Since the explosion of cell phone usage, it has become harder to get anyone to listen at all even in the first sense of actually paying attention. In a restaurant, people at the same table are checking their phones every few minutes. Some statistics suggest that, on average, people check their phones every five minutes. In India, it is every three minutes, even when they are driving! In the middle of a conversation, we hear our phone chime with a message and we are tempted to check the phone in spite of being in the midst of a conversation. At a concert during the interval, look up and down the row of seats and you will find everyone checking their phones. No one is talking to anyone.
This habit of constantly messaging or checking Facebook or emails develops into a pattern of having a short attention span. When we want to discuss something important with a family member or friend, we feel an enormous pressure to hold their attention. We can feel that they are often tempted to check their phone. When we talk to teenagers, we often feel that they are not listening at all. We can even test this by talking nonsense and they will just nod automatically.
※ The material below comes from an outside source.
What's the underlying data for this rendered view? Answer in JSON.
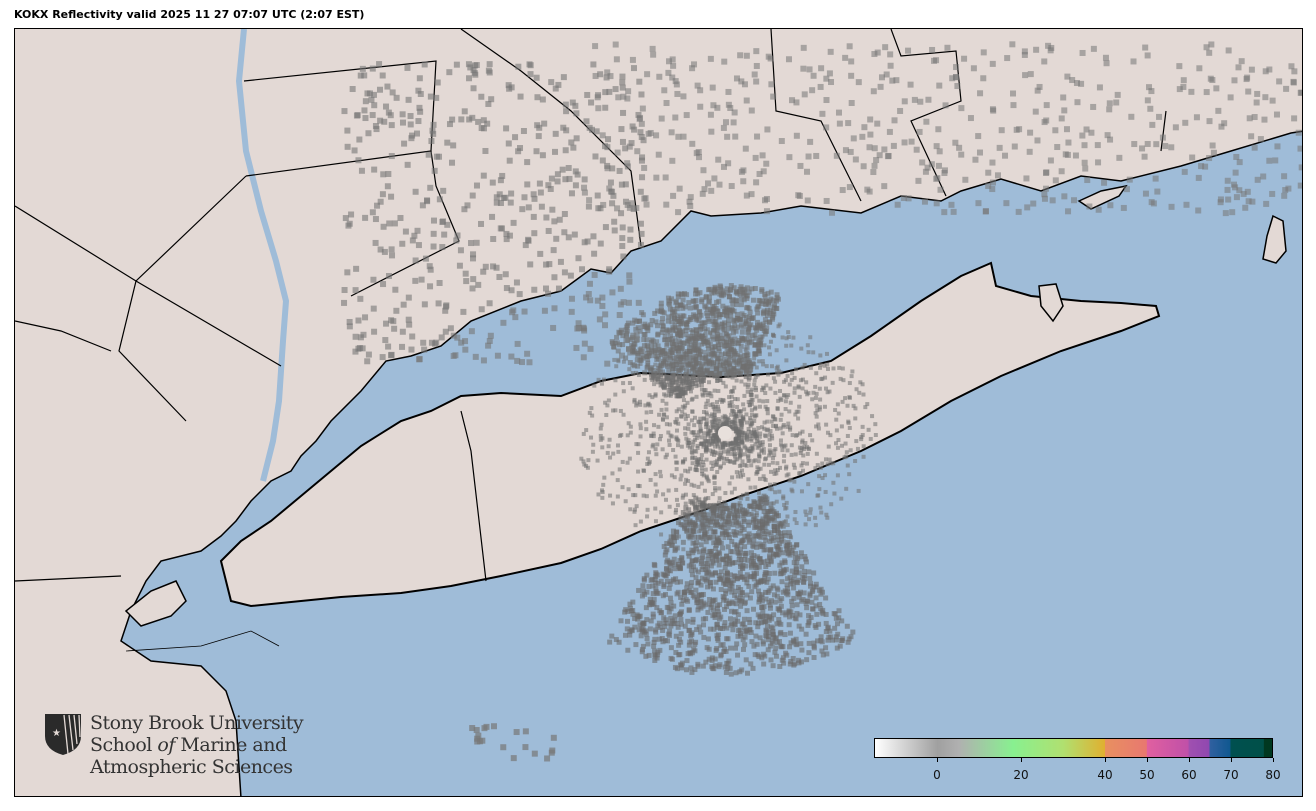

So this is how we are and yet the most important spiritual exercise we are trying to learn is to listen to the Sound Current within ourselves. How can we expect to listen to this inner sound, when we can barely focus on listening to anyone in our normal day? Just as we are encouraged to practise simran during the day, we should also practise listening.
Try this exercise the next time you meet a friend. Try really listening to them. Make eye contact, look at them, resist checking your phone, actually absorb what they are saying and wait until they are completely finished before speaking. One of our bad habits is that we do not listen as much as we wait to speak. Before a person has finished their sentence, we are saying ‘I know’ and before they have made a point, we are trying to interrupt with our views and arguments. Practise taking a full breath after the other person finishes talking and before responding. It is amazing how hard this is and it reveals how assertive we are and how little we listen.
Satsang is a great opportunity to practise listening. We often tune out at satsang and drift along daydreaming or doing simran rather than paying attention to the talk. That is why when someone asks us what the content of the satsang was about, we can barely recall anything. As an exercise in listening, we can make a point of trying to note three points from a talk and remember them afterwards.
The best form of listening to satsang is not merely hearing with attention but obeying the Master’s teachings. Try to implement in our lives each week one thing which we have heard in satsang. As disciples, we must become expert listeners. With practice, we can learn to listen well to our friends and family, listen to satsang, listen to the Master and, as a result, we may begin to listen to the Shabd.
Part of our daily meditation practice is to do bhajan, which is listening to the Sound. The Master emphasizes that disciples must do bhajan. Many of us neglect this. It is this inner listening practice which will develop our inner faculty to hear. If we do not do the listening practice, then the inner faculty will remain dormant.
The very concept of ‘disciple’ derives from the idea of a student with a willing, listening and obedient heart. The journey from initiate to disciple involves the art of listening.
Mere reading of the scriptures or listening to the teachings of saints is not enough. We must put the teachings into practice and travel the path ourselves.